Одна цель стояла перед Сиддхартхой, одна-единственная: опустошитъся, избыть все – жажду, желания, грезы, радости и страданье. Отмереть от самого себя, лишиться своего «я», с опустошенным сердцем обрести покой, освободив мысль от самости, распахнуться навстречу чуду – такова была его цель. Когда «я» будет полностью побеждено и умрет, когда умолкнут в сердце всякая страсть и всякое влечение, тогда непременно проснется самое последнее, самое сокровенное в его существе, уже не-«я», великая тайна.

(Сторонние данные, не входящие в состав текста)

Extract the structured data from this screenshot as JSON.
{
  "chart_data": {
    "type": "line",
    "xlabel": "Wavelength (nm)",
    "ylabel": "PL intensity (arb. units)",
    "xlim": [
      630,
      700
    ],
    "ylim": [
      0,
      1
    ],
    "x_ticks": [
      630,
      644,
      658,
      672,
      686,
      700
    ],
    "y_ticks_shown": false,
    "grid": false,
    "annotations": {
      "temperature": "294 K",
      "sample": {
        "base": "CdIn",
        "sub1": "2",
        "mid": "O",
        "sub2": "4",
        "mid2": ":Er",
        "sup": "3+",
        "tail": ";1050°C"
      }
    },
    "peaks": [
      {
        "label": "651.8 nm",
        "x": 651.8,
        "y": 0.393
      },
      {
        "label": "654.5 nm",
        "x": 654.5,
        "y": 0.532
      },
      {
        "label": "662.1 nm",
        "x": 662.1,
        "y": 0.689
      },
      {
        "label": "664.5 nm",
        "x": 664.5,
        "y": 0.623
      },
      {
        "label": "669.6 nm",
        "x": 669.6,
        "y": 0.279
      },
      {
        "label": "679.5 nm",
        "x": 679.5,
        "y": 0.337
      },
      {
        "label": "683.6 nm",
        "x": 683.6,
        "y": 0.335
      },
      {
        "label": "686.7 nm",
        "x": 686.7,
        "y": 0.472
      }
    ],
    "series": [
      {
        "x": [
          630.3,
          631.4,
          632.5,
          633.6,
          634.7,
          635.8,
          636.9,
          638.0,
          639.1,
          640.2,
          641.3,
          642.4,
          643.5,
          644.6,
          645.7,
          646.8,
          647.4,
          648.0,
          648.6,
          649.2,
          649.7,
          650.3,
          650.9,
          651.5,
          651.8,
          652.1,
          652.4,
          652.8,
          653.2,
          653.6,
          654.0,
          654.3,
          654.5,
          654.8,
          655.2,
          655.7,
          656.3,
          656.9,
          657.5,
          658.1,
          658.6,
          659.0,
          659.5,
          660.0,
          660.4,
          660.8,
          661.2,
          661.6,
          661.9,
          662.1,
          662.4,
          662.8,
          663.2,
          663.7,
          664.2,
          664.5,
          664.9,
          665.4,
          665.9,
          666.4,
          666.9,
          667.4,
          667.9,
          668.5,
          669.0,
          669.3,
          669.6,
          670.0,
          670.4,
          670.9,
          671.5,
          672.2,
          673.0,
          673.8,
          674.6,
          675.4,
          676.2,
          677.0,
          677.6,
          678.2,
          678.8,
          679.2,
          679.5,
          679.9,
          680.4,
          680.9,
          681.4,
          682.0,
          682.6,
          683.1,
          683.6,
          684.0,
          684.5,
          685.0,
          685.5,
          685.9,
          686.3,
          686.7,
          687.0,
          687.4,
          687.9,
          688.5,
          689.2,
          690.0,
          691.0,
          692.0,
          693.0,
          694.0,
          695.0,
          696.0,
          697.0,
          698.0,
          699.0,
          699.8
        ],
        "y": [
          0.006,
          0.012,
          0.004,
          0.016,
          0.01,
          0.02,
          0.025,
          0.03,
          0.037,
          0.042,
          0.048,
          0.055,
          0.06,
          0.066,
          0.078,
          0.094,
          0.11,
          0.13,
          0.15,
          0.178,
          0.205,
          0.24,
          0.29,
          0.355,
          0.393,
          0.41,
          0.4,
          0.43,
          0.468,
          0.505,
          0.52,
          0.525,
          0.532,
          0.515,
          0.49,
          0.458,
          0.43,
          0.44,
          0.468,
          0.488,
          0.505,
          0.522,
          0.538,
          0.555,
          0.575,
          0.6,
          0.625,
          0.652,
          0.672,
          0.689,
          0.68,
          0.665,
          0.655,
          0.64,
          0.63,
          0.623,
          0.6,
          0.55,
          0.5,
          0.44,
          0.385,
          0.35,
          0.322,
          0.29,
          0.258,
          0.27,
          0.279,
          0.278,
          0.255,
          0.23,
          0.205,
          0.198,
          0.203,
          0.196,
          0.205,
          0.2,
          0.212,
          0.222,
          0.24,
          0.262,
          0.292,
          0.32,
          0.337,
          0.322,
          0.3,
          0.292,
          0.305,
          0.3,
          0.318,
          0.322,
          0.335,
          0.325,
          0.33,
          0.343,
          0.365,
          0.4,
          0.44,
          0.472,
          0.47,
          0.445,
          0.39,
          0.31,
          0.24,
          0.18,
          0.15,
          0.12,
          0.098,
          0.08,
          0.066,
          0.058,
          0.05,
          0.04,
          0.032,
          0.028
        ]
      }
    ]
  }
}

Молча стоял Сиддхартха под отвесными лучами палящего солнца, сгорая от боли, сгорая от жажды, стоял, пока не утратилось и чувство боли, и чувство жажды. Молча стоял он в сезон дождей, вода текла с его волос на зябнущие плечи, струилась по зябнущим бедрам и голеням, пока плечи и бедра не перестали зябнуть, пока не умолкли, пока не утихли. Молча сидел он на корточках в колючих дебрях, горящая кожа сочилась кровью, нарывы – гноем, а Сиддхартха не шевелился, пока не перестала течь кровь, пока не перестали жалиться колючки, пока не унялось жженье.
1
Авторская аллюзия на Мундака-упанишаду (II:2). – Примеч. пер.